偉い人との会話はめんどくさい
定期的な報告が必要とのことで、俺たちはまた謁見の間に集まった。
たぶん俺にとっては最後の定期報告になると思う。
「使徒の諸君。こちらでの生活はどうだね?」
俺は悪くないと思っている。この城の人たちにはとても良くしてもらっている自覚がある。
「戸惑いはありますが、慣れてきたと思います。訓練にも、なんとか慣れてきました」
そう答えるのは善だ。あいつらは新兵と一緒に基本教練を受けている。あれはあれで結構ハードなはずだが。
「私は、兵士さんの訓練にはまだついていけないので、魔法の訓練に集中しています」
一条さんは善よりも魔法の威力が大きかったから、魔法に集中することにしたみたいだ。
賢明な判断だと思う。この国の兵士の訓練は現代人にはハード過ぎる。
「使徒ではないが、コーはどうだ?」
はい、じゃない方です。王城では『コー』と言う名よりも『じゃない方』の方が有名だった。解せぬ。
「俺は、数日のうちに王城を出て行きたいと考えています」
「ふむ。余はまだ早いと思うが。一人で行くのであろう。宛はあるのか?」
「元宮廷魔導士のルナと行動することにしました」
「ふむ。ルナか。余も彼女のことは存じておる。彼女の意向はどうだ」
「確認してあります。冒険者をしながら魔法の修行を続けるそうです」
このあたりは打ち合わせ済みだ。ルナも早く王城を出たがっているので、できるだけ早く出発したい。
「其方の主張は保留とする。一部の兵士から其方の兵士登用の打診がある」
「俺は兵士になる意志はありません。もし兵士になれ、とおっしゃるなら、今すぐにでも城を出ます」
やはりそう来たか。俺を利用するつもりなら俺も立場を存分に利用するぞ。
「余の命に背くか?」
ちょっとイラッとした。でも冷静な対処を心がける。
「勘違いしておられるようですが、俺はこの国の国民ではありませんよ?」
あんたはこの国では偉いんだろうが、俺には関係無いんだよ。この国の者じゃないから。
「そうであったな。それならば、其方には武具を支給することはできない。
神託の指輪も返してもらう。それでも良いか?」
まさか言葉を交渉材料にするとはね。命令に背けば言葉が通じなくなるよって、なかなか酷い脅迫じゃないか。
でも、指輪は正直もう全く必要ない。返せと言われれば「はい喜んでー」と返すよ。
「必要ありません。指輪は無くても何とかなります。冒険者たるもの、武器の調達も技量のうち、と聞きました。自分で手に入れます」
「ふむ。何も必要ない、と申すか」
「いえ、その代り、部屋にある物を少し分けていただきたく思います」
王は俺の置かれた状況を知らないはず。フェリスは教会からの出向で、俺たちの管理は丸投げしているはずだ。

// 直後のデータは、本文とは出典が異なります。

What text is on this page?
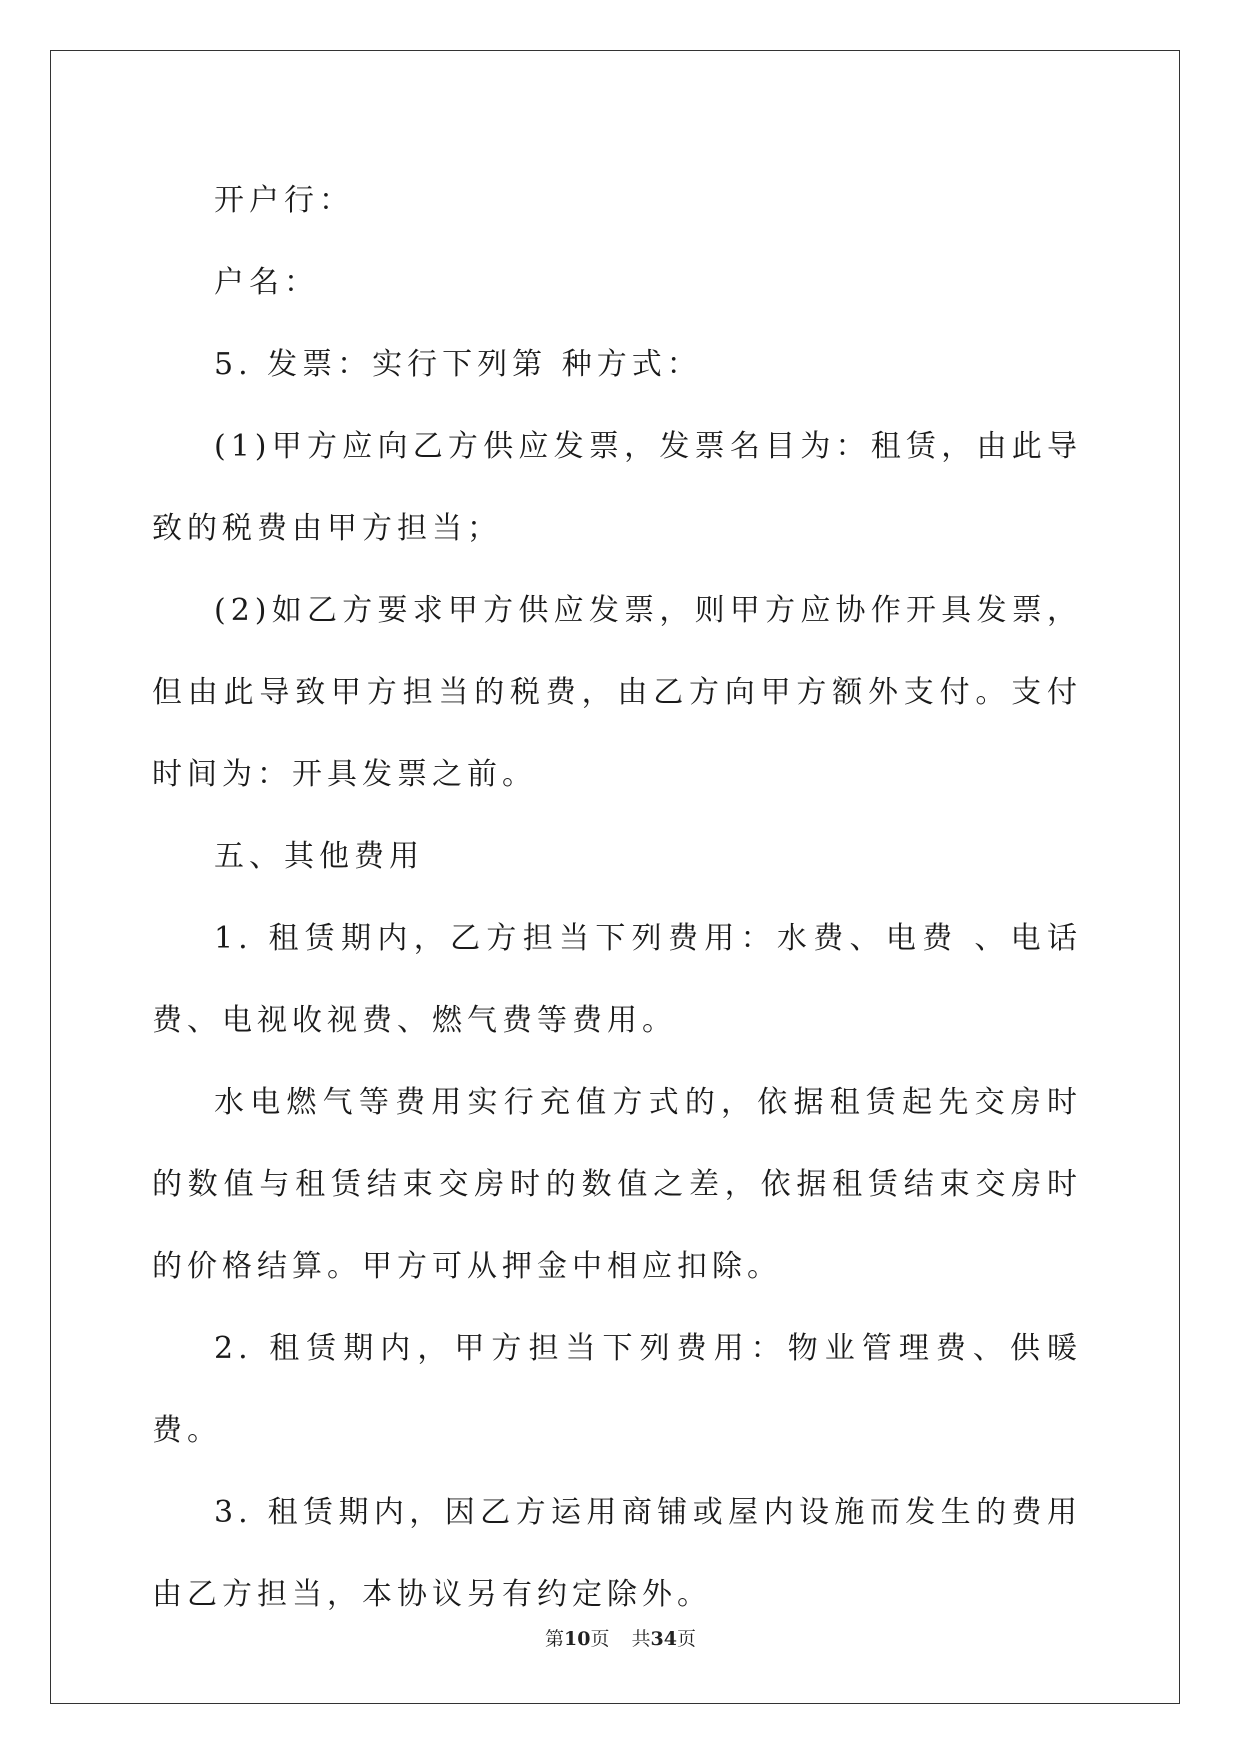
开户行：

户名：

5. 发票：实行下列第 种方式：

(1)甲方应向乙方供应发票，发票名目为：租赁，由此导致的税费由甲方担当；

(2)如乙方要求甲方供应发票，则甲方应协作开具发票，但由此导致甲方担当的税费，由乙方向甲方额外支付。支付时间为：开具发票之前。

五、其他费用

1. 租赁期内，乙方担当下列费用：水费、电费 、电话费、电视收视费、燃气费等费用。

水电燃气等费用实行充值方式的，依据租赁起先交房时的数值与租赁结束交房时的数值之差，依据租赁结束交房时的价格结算。甲方可从押金中相应扣除。

2. 租赁期内，甲方担当下列费用：物业管理费、供暖费。

3. 租赁期内，因乙方运用商铺或屋内设施而发生的费用由乙方担当，本协议另有约定除外。

第10页 共34页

「手に持っていけるものであれば構わん。調度品などは許可できん。一度目録を提出すように」
ビンゴ! 王は俺の状況を知らない。これは大きなアドバンテージになる。
一応許可は取り付けた。イラッとする交渉を持ちかけたのは王だ。必要なだけごっそり持っていくぞ。
あとは、俺の要求を断れなくなる最後のカードなんだが。まだドローできていないんだよな。
出発までに引くことができればいいんだけど。
数日の時が経ち、訓練の傍ら、出立に向けて荷物の準備は済ませてある。
ルナとの打ち合わせを綿密に済ませ、リリィさんとギルバートにも協力を依頼した。
かなりの時間を魔導院で過ごしたため、宮廷魔導士全員の協力も得られた。
俺かルナに大きな動きがあればすぐに知らせてほしいと頼んである。
王との交渉に失敗したら直ちに脱出するためだ。最悪、逃亡者として隣国に逃げ込むことも考えられる。可能性はかなり低いけどね。
あとは、次の謁見で出立の報告をするだけだ。
その時……チャンスは唐突にやってきた。